Once filled, forms shouldn’t remain interactive—but different flattening methods provide varying levels of control over accessibility and data preservation.

How PyMuPDF Helps

PyMuPDF makes it easy to process and finalize PDF forms, offering several methods of flattening:

Setting Fields to Read-Only

✅ Prevents user edits but still allows programmatic extraction of field data (e.g., exporting to CSV).

✅ Ideal for workflows that require maintaining form metadata for record-keeping.

Using bake() to Embed Form Data into Page Content

✅ Converts fields into static page text while keeping the PDF fully searchable.

✅ Ensures precision in rendering across different zoom levels, maintaining layout stability.

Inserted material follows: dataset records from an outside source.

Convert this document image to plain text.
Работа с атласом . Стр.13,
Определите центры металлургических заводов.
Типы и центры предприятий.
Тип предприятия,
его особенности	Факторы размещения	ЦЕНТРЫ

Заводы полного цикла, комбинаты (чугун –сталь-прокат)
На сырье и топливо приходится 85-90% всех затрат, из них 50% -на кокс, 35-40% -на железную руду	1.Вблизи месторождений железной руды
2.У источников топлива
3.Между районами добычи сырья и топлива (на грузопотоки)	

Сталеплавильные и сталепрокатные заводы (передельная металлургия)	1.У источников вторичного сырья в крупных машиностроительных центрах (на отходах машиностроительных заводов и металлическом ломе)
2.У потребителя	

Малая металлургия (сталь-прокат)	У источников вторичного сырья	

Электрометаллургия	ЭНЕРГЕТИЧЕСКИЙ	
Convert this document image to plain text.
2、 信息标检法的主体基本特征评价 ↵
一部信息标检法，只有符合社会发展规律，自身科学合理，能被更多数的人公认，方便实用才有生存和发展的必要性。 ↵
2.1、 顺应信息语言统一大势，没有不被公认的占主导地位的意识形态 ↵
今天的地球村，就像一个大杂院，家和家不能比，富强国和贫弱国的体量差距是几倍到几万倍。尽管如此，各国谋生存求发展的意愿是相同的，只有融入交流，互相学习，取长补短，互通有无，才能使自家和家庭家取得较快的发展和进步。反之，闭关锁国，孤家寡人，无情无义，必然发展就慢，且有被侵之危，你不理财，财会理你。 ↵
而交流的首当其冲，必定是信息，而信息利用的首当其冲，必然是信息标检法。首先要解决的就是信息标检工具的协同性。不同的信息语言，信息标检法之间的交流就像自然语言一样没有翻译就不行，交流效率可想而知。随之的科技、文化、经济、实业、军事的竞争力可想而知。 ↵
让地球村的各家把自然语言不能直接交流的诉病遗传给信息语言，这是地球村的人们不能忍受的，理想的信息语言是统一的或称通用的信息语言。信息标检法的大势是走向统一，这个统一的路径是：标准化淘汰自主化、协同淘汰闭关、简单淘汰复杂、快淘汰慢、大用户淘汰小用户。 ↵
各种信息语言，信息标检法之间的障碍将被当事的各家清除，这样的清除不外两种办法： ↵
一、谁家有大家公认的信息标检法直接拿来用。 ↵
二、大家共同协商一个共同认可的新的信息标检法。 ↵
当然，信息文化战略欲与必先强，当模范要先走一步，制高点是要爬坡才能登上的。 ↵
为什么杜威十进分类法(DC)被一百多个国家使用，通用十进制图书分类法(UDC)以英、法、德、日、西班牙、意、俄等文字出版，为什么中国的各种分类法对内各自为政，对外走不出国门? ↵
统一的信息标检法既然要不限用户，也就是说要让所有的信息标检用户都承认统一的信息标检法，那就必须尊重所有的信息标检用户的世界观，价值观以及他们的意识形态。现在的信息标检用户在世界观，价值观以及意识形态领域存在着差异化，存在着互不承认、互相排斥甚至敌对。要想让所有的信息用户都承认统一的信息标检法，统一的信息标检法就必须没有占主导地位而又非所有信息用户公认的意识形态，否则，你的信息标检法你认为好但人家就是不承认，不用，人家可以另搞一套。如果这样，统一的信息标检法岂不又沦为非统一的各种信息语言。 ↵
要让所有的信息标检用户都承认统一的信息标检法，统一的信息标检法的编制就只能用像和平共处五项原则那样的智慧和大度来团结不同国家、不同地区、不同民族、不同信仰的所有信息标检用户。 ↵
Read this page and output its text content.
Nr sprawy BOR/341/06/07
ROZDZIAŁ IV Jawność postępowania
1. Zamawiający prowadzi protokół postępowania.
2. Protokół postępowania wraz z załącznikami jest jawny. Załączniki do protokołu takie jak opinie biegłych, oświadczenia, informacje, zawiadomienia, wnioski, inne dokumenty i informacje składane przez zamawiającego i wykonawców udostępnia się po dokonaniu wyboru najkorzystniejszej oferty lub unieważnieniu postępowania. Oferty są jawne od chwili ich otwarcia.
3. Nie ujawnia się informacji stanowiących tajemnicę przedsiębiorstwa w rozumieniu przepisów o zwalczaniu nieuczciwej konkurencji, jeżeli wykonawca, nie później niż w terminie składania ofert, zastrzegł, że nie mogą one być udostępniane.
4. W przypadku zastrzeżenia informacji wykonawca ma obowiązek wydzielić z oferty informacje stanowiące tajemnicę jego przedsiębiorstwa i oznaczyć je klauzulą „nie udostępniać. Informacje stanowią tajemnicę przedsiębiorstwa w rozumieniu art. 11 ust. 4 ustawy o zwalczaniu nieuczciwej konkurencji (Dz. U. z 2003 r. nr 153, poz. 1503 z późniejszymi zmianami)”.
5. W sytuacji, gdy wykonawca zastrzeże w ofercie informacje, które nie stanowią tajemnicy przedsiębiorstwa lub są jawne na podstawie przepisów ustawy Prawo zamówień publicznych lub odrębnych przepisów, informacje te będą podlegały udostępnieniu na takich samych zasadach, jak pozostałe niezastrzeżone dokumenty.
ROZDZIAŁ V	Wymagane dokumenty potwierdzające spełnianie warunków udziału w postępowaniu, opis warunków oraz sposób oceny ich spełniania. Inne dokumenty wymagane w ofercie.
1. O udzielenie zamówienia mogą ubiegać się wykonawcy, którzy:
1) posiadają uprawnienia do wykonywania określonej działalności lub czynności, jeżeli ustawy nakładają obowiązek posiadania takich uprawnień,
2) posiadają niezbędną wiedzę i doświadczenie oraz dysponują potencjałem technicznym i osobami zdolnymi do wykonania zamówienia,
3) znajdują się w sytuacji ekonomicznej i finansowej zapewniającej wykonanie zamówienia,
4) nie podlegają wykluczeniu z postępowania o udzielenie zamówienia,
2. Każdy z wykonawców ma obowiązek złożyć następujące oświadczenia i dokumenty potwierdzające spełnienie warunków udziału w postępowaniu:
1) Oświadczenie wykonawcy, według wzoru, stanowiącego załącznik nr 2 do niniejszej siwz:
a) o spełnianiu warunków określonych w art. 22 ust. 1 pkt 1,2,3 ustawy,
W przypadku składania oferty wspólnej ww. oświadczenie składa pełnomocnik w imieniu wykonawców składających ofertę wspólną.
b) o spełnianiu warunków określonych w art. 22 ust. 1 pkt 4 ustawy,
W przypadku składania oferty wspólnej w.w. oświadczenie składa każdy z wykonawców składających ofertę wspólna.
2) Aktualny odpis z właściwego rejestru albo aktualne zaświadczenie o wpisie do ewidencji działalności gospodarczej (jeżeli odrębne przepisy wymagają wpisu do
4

Rendering the PDF as Images

✅ Completely eliminates interactivity, locking down the content.

❌ Removes searchability, making text extraction impossible.

Each method serves different purposes—some prioritize data accessibility, while others focus on permanent document structure.

Implementation: Filling and Flattening a PDF Using CSV Input

Step 1: Preparing a CSV File

Using a CSV file simplifies automation, ensuring structured field-value mapping.

Example CSV (form_data.csv)

field_name,value
Name,John Doe
Date,01/06/2025
Address,123 Elm Street
Consent,Yes
Choice,Option A

Step 2: Automating PDF Processing

This script iterates over all pages, fills fields from CSV data, and applies proper flattening.

import pymupdf 
import csv

# Load the PDF
doc = pymupdf.open("fillable_form.pdf")

# Read data from CSV into a Python dictionary
data = {}
with open("form_data.csv", newline='', encoding='utf-8') as csvfile:
    reader = csv.DictReader(csvfile)
    for row in reader:
        data[row["field_name"]] = row["value"]

# Iterate over all pages and process fields
for page in doc:  
    for field in page.widgets():  
        if field.field_name in data:
            value = data[field.field_name]
            
            # Handling checkboxes
            if field.field_type == pymupdf. PDF_WIDGET_TYPE_CHECKBOX:
                if value == field.on_state():
                    field.field_value = value
                else:
                    field.field_value = False 
  
            # Handling radio buttons
            elif field.field_type == pymupdf. PDF_WIDGET_TYPE_RADIOBUTTON:
                if value == field.on_state():
                    field.field_value = value  
            
            # Handling other fields types
            else:
                field.field_value = value  

# Choose the appropriate flattening method:

# Option 1: Set fields to read-only
for page in doc:
    for field in page.widgets():
        field.flags |= pymupdf. PDF_FIELD_IS_READ_ONLY  

# Option 2: Flatten using bake(): convert fields to searchable text
doc.bake()

# Save the modified PDF
doc.save("flattened_form.pdf")

# Option 3: Flatten by converting all pages to images

# Open a new empty PDF to receive the page images
imaged = pymupdf.open()

# Render each page into an image 
for page in doc:  
    width, height = page.rect.br

    # Make output page with same size
    img_page = imaged.new_page(width=width, height=height)

    # Render input page with desired resolution
    pix = page.get_pixmap(dpi=300)

    # Insert image into output page
    img_page.insert_image(page.rect, pixmap=pix)

# Save imaged PDF making sure to compress the images
imaged.save("imaged_form.pdf", deflate=True)

Choosing the Right Flattening Method

So, which method should you use?

✔ Need to export field data later? → Use read-only flags so fields remain accessible.

✔ Want to remove interactive features with zoom stability? → Use bake() to embed fields into the page but keep it searchable.

✔ Completely eliminate even programmatic changes? → Convert the document into static images. This also removes the ability to search or extract text.

Conclusion

With PyMuPDF, automating form filling and flattening is fast, efficient, and flexible. You can:

✅ Populate forms dynamically using a CSV file.

✅ Choose the right flattening method for accessibility, security, or precision.

✅ Maintain searchability and document stability with `bake()`.

Whether securing legal forms, processing tax records, or automating HR paperwork—this approach streamlines document management while preserving control over how data is stored and accessed.

Want to try it? Just plug in your own PDF and CSV, and start automating!